According to the Ponemon report, 80 percent of organizations believe their mobile endpoints have been targeted by malware in the past 12 months, and ITProPortal reports that mobile malware has seen a 50 percent spike in recent months. An estimated 6.9 percent of business mobile users encounter risky streaming, websites, or hotspots each day, with analysts speculating that a lifestyle of constant connectivity can lull users into a false sense of security, according to Kaspersky Labs.

A hybrid approach to security, technology, and education may be most effective when it comes to taking mobile malware threats seriously. Mobile device management (MDM) technologies, containerization, VPNs, and frequent updates can all diminish your organization’s chances of catching a worm. Monitoring your mobile devices, laptops, printers and other end points constantly can let you catch persistent malware as soon as possible.

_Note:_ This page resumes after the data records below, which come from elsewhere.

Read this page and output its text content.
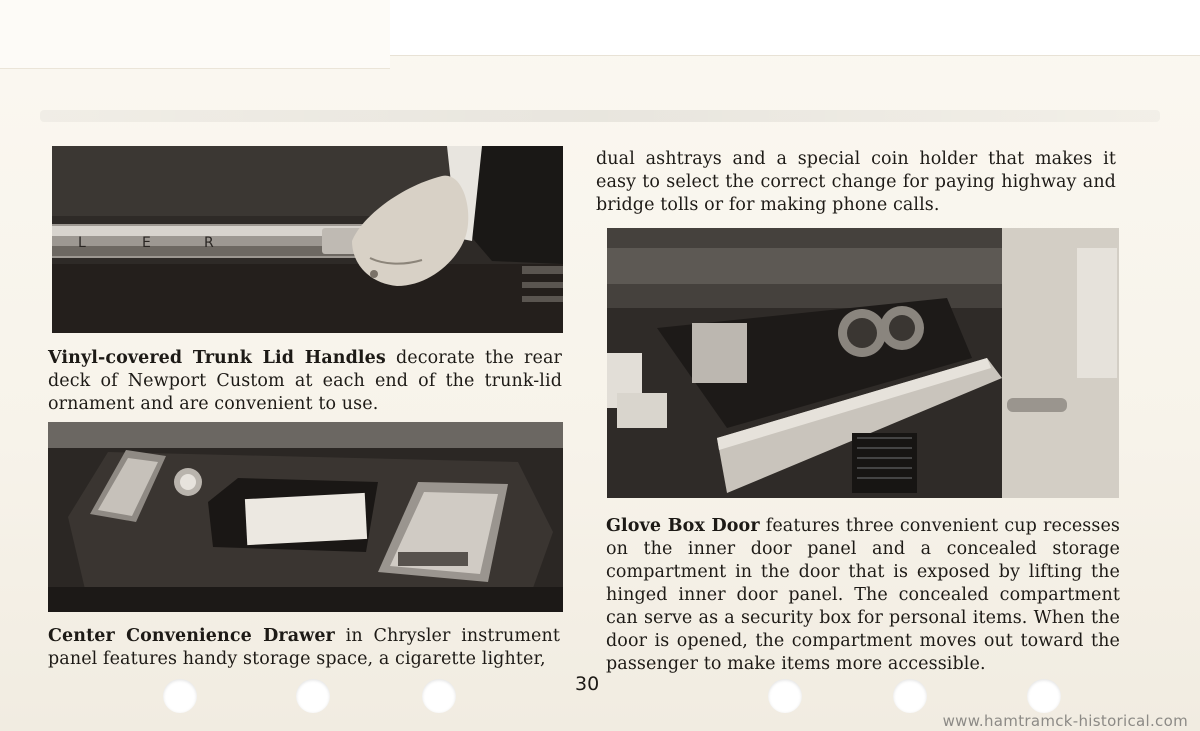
L	E	R
Vinyl-covered Trunk Lid Handles decorate the rear deck of Newport Custom at each end of the trunk-lid ornament and are convenient to use.
Center Convenience Drawer in Chrysler instrument panel features handy storage space, a cigarette lighter,
dual ashtrays and a special coin holder that makes it easy to select the correct change for paying highway and bridge tolls or for making phone calls.
Glove Box Door features three convenient cup recesses on the inner door panel and a concealed storage compartment in the door that is exposed by lifting the hinged inner door panel. The concealed compartment can serve as a security box for personal items. When the door is opened, the compartment moves out toward the passenger to make items more accessible.
30
www.hamtramck-historical.com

5. Fighting for resources is (unfortunately) normal

While you might lay awake at night worrying about endpoint threats, your CFO might need more convincing. Ponemon’s research reveals that just 36 percent of organizations feel they have enough budget to protect their endpoints. For 69 percent, it’s a struggle to keep up with employee demand for support and mobile connectivity.

In a recent round table on IT budgetary woes, Motorola CISO Bill Boni recommended that organizations take a broader look at presenting their case for more endpoint security resources. Boni told TechTarget, “You have to recognize the opportunity for significant gains in efficiency, effectiveness, and cost reductions.” By presenting the case to the board about where to automate—not to mention where to hire and invest—you may unlock more support for broad risk management.

The results of the latest research on endpoint protection indicate that today’s average IT pro is pretty much resigned to mobile malware, zero-day attacks, and other risks in the year to come. However, that’s not necessarily a bad thing. At the crux of limited resources, more moving and mobile pieces, and more sophisticated threats, the smartest move may be to anticipate an attack. Instead of planning to rely on your firewalls and antivirus software, a detection and remediation-based model can allow you to isolate and destroy threats.